Onları bekleyen birileri vardı. Tıpkı bir yerlerde bizi de bekleyen birileri olduğu gibi.. Anadolu halkının merhametli ellerine tutunup sığındılar gönüllerimize.. Kimi evlerini açtı ve muhacir kardeşlerini daha iyi misafir etme derdiyle o gün bu gündür seferber oldu. Kimileri ise kötülüğün ulusu varmış gibi bir şahsa ait hatayı bütün bir ırka atfederek hain gördü onları, kendi ego cumhuriyetinden bakarak küçümsedi, çok çalıştırıp az para verdi, her şeyin en kötüsüne layık gördü, vatanlarından kaçmakla itham etti, nerede bir hırsızlık, cinayet varsa onlardan bildi, metrolara sığamayan, otobüste gülümseyen çocuklara şiddet uyguladı, en acısı da namuslarına göz dikti ve yazmaya hicap duyduğum ahlâksızlıklarla son verdi yaşamlarına..!

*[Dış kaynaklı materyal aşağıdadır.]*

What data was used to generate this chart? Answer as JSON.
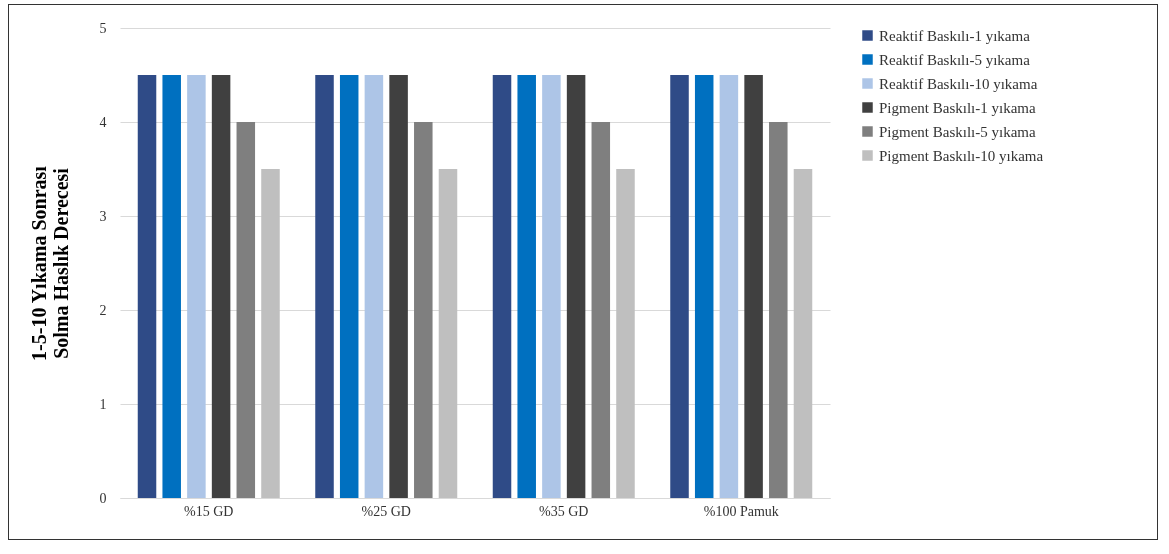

Ömrünün baharını yaşayamamış yirmi iki yaşında hamile bir anne ve on aylık bebeğinin şehâdetine dair içimizde biriken nefreti ve öfkeyi kelimelerle ifade etmek çok zor. Dünyanın peşinden hızla koşan modern insanın bir kalbi olduğunu hatırlayıp bu korkunç hadiseyi gündemine alması, çözüm yollarına dair fikir üretmesi gerekirken sahte dertlerle oyalanması, ırkçı ve faşist bakışından asla taviz vermemesi reva mıdır? Kadın derneklerinin bir olaya tepki göstermesi için mağdurun Türk mü olması gerekiyor? Sahi ne oldu da bu kadar tanınmaz hale geldi insan..?

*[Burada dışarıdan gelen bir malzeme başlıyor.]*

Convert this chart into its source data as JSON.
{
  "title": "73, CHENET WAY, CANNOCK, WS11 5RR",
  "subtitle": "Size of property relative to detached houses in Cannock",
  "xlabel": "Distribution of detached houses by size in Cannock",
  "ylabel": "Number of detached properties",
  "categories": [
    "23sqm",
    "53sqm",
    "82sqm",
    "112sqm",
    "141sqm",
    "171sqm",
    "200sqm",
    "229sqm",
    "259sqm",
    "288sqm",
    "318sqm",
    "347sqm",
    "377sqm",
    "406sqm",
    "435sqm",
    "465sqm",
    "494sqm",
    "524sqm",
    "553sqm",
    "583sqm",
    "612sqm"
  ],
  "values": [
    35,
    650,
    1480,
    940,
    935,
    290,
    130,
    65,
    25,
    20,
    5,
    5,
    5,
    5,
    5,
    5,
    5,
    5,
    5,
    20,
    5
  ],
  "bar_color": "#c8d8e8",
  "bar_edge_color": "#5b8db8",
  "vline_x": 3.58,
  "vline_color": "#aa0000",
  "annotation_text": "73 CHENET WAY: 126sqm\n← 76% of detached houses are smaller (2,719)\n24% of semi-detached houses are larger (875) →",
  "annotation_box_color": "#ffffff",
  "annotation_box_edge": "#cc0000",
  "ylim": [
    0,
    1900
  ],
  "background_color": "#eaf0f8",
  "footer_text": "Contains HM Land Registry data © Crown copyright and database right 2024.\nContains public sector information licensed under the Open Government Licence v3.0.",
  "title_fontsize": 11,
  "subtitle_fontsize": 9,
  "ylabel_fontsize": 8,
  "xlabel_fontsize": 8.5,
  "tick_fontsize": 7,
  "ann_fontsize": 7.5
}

“Kadının öldürülmesi yanlış ama Suriyeliler de…” diye başlayan cümlelerin sonunu vicdanlarınıza hapsedin! Kibrinizden bakışlarınızı kaçırdığınız o çocukların gözlerine iyi bakın! “Suriyeliler” diye kategorilere ayırdığınız, kendi ırkınızı “asil Türk” diyerek üstün gördüğünüz o anlayışınızı bir kez daha gözden geçirin! Üstünlüğün dil, din, ırk ve renk gözetmeksizin takvada olduğunu, insan olmadan Müslüman olunmayacağını hatırlayın.. Lüks yaşam tarzınızdan, tatilinizden ve kendinize ayırdığınız ‘değerli’ zamanlardan taviz vermeyin yeter ki! Başka hayatlara dokunmak, kardeşinin derdini dert bilmek bunlar gereksiz şeyler değil mi sizin için?!

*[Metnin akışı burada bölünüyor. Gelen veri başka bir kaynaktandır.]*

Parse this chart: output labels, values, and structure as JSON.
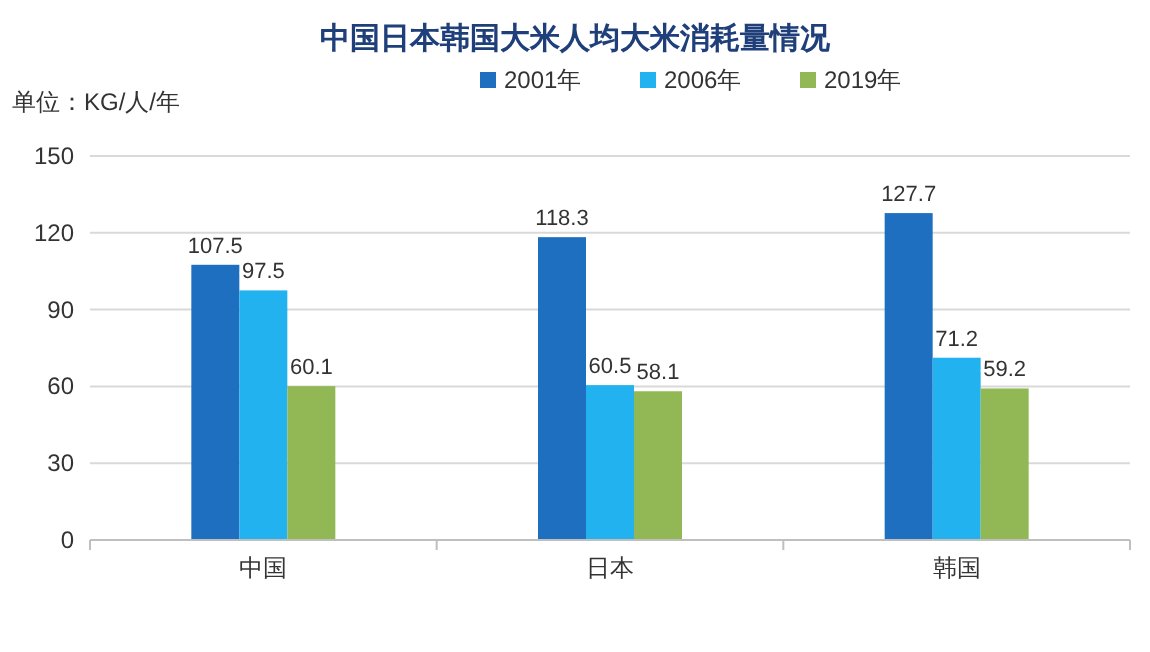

Bırakın hayatında bir yetimin elinden tutmayı, bir tebessümü bile çok gören bir zihniyet nasıl anlasın muhacir bir çocuğun gözyaşlarını.. Ve nasıl anlasın acılı babanın “İdlib’teki akrabalarımız tecavüzü duymasın, trafik kazası deyin. Türkiye’ye laf gelmesin” cümlesindeki inceliği.. “Suriyeliler gitsin, başımıza bela ettiler” diyen bir bakış nasıl görsün rutubetli evleri, aç uyuyan çocukları, çaresiz babaları ve bir serçe naifliğinde evlatlarını koruyan anneleri.. Halep’in, Şam’ın fotoğraflarına uzun uzun bakıp “nereye gitsinler” sorusunu bir kez daha sorun kendinize.. Bir oyuncunun başka bir kadın oyuncunun gelinliği hakkında yaptığı yorumu gündeminize almaya devam edin! Saatlerce izleyip ömür tükettiğiniz futbol takımınızın yeni transferleri heyecanlandırsın sizi! Bitmeyen siyasi tartışmalarınız, kendi doğrularınızı mutlak gören, öteki fikre tahammül edemeyen düşünceleriniz belki rahatlatır kalbinizi. Belki kirlenmiş ruhlarınızı yıkayacak bir yağmur bulursunuz..!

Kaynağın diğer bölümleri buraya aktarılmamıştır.